Volato Group, Inc. Announces Merger with M2i Global; Name Change Approved

What Happened

  • Volato Group, Inc. (SOAR) filed an 8‑K reporting that its virtual Special Meeting of stockholders on May 7, 2026 approved the merger with M2i Global and several related proposals. As of the April 17, 2026 record date there were 38,903,163 shares outstanding; 15,140,570 shares (≈38.92%) were present or represented by proxy, constituting a quorum.
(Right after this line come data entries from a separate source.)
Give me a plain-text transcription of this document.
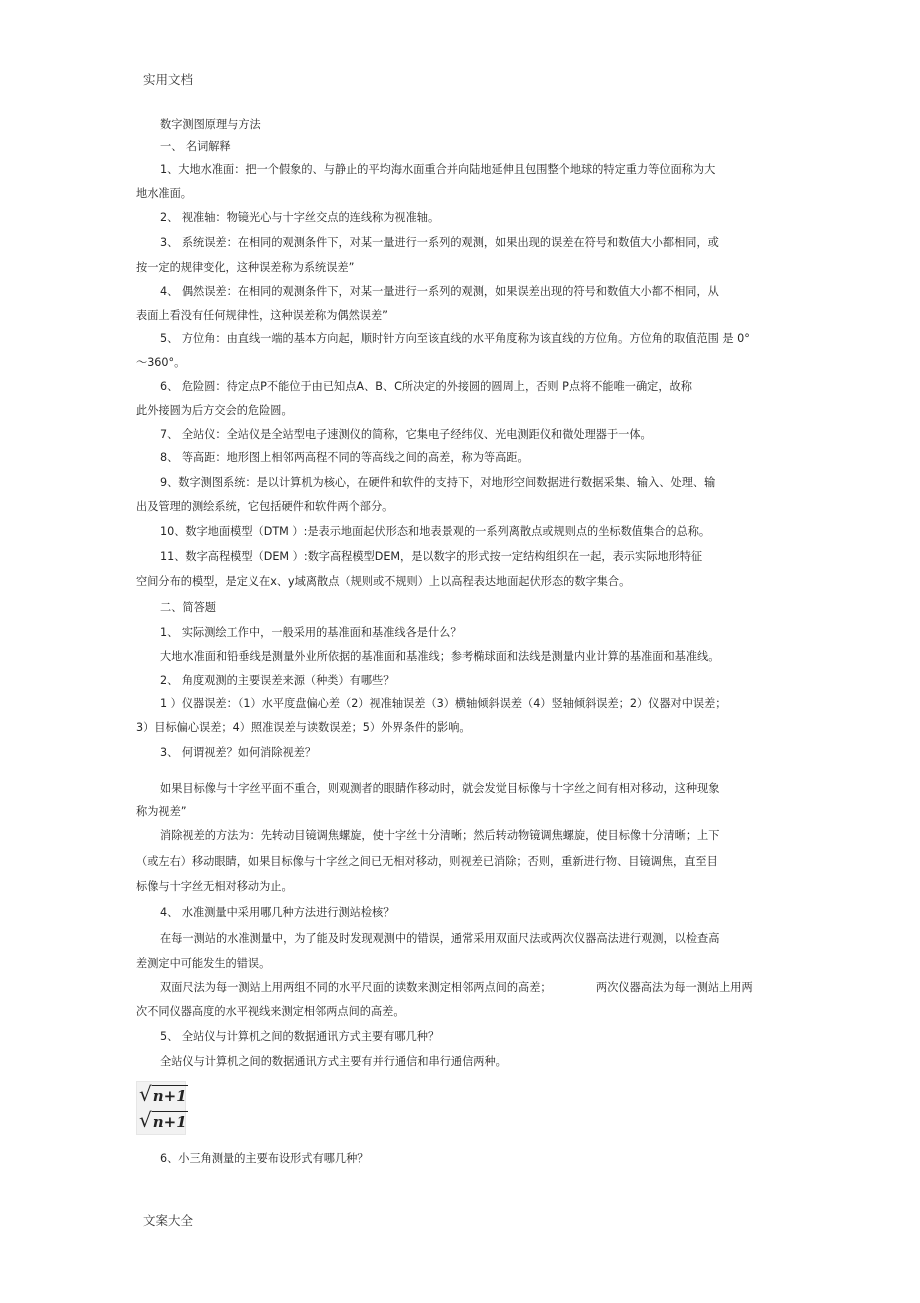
实用文档
数字测图原理与方法
一、 名词解释
1、大地水准面：把一个假象的、与静止的平均海水面重合并向陆地延伸且包围整个地球的特定重力等位面称为大
地水准面。
2、 视准轴：物镜光心与十字丝交点的连线称为视准轴。
3、 系统误差：在相同的观测条件下，对某一量进行一系列的观测，如果出现的误差在符号和数值大小都相同，或
按一定的规律变化，这种误差称为系统误差”
4、 偶然误差：在相同的观测条件下，对某一量进行一系列的观测，如果误差出现的符号和数值大小都不相同，从
表面上看没有任何规律性，这种误差称为偶然误差”
5、 方位角：由直线一端的基本方向起，顺时针方向至该直线的水平角度称为该直线的方位角。方位角的取值范围 是 0°
～360°。
6、 危险圆：待定点P不能位于由已知点A、B、C所决定的外接圆的圆周上，否则 P点将不能唯一确定，故称
此外接圆为后方交会的危险圆。
7、 全站仪：全站仪是全站型电子速测仪的简称，它集电子经纬仪、光电测距仪和微处理器于一体。
8、 等高距：地形图上相邻两高程不同的等高线之间的高差，称为等高距。
9、数字测图系统：是以计算机为核心，在硬件和软件的支持下，对地形空间数据进行数据采集、输入、处理、输
出及管理的测绘系统，它包括硬件和软件两个部分。
10、数字地面模型（DTM ）:是表示地面起伏形态和地表景观的一系列离散点或规则点的坐标数值集合的总称。
11、数字高程模型（DEM ）:数字高程模型DEM，是以数字的形式按一定结构组织在一起，表示实际地形特征
空间分布的模型，是定义在x、y域离散点（规则或不规则）上以高程表达地面起伏形态的数字集合。
二、简答题
1、 实际测绘工作中，一般采用的基准面和基准线各是什么？
大地水准面和铅垂线是测量外业所依据的基准面和基准线；参考椭球面和法线是测量内业计算的基准面和基准线。
2、 角度观测的主要误差来源（种类）有哪些？
1 ）仪器误差：（1）水平度盘偏心差（2）视准轴误差（3）横轴倾斜误差（4）竖轴倾斜误差；2）仪器对中误差；
3）目标偏心误差；4）照准误差与读数误差；5）外界条件的影响。
3、 何谓视差？如何消除视差？
如果目标像与十字丝平面不重合，则观测者的眼睛作移动时，就会发觉目标像与十字丝之间有相对移动，这种现象
称为视差”
消除视差的方法为：先转动目镜调焦螺旋，使十字丝十分清晰；然后转动物镜调焦螺旋，使目标像十分清晰；上下
（或左右）移动眼睛，如果目标像与十字丝之间已无相对移动，则视差已消除；否则，重新进行物、目镜调焦，直至目
标像与十字丝无相对移动为止。
4、 水准测量中采用哪几种方法进行测站检核？
在每一测站的水准测量中，为了能及时发现观测中的错误，通常采用双面尺法或两次仪器高法进行观测，以检查高
差测定中可能发生的错误。
双面尺法为每一测站上用两组不同的水平尺面的读数来测定相邻两点间的高差；	两次仪器高法为每一测站上用两
次不同仪器高度的水平视线来测定相邻两点间的高差。
5、 全站仪与计算机之间的数据通讯方式主要有哪几种？
全站仪与计算机之间的数据通讯方式主要有并行通信和串行通信两种。
√ n+1
√ n+1
6、小三角测量的主要布设形式有哪几种？
文案大全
The Merger is expected to be consummated subject to satisfaction or waiver of closing conditions in the Merger Agreement.

Key Details

  • Merger approved: 13,053,706 FOR, 158,282 AGAINST, 8,614 ABSTAIN; broker non‑votes 1,919,968.
  • Stock issuance (change‑of‑control >20% issuance) approved: 12,968,426 FOR, 227,255 AGAINST, 24,921 ABSTAIN; broker non‑votes 1,919,968.
  • Name change approved to “M2i Global, Inc.”: 14,968,822 FOR, 157,378 AGAINST, 14,370 ABSTAIN (no broker non‑votes).
  • Board and corporate actions approved: seven director nominees elected for the combined company; M2i Global 2026 Stock Incentive Plan and a reverse stock split authorization (1‑for‑2 up to 1‑for‑25, to be set by the board) were also approved.

Why It Matters

  • The approvals clear the way for Volato to complete the merger and effect a change of control and corporate identity (name change to M2i Global, Inc.), which will alter the company’s ownership structure and governance once closing conditions are met.
  • The stock issuance approval contemplates issuing 20% or more of Volato’s shares as merger consideration, which could be dilutive to current holders once issued.
  • The board’s authority to implement a reverse stock split (1:2 to 1:25) gives management flexibility to consolidate the share count, which can affect share price per share and liquidity.
  • Investors should note the approved equity incentive plan and new board slate for the combined company; these affect future equity compensation and corporate control. The Merger remains subject to the conditions in the Merger Agreement before it is finalized.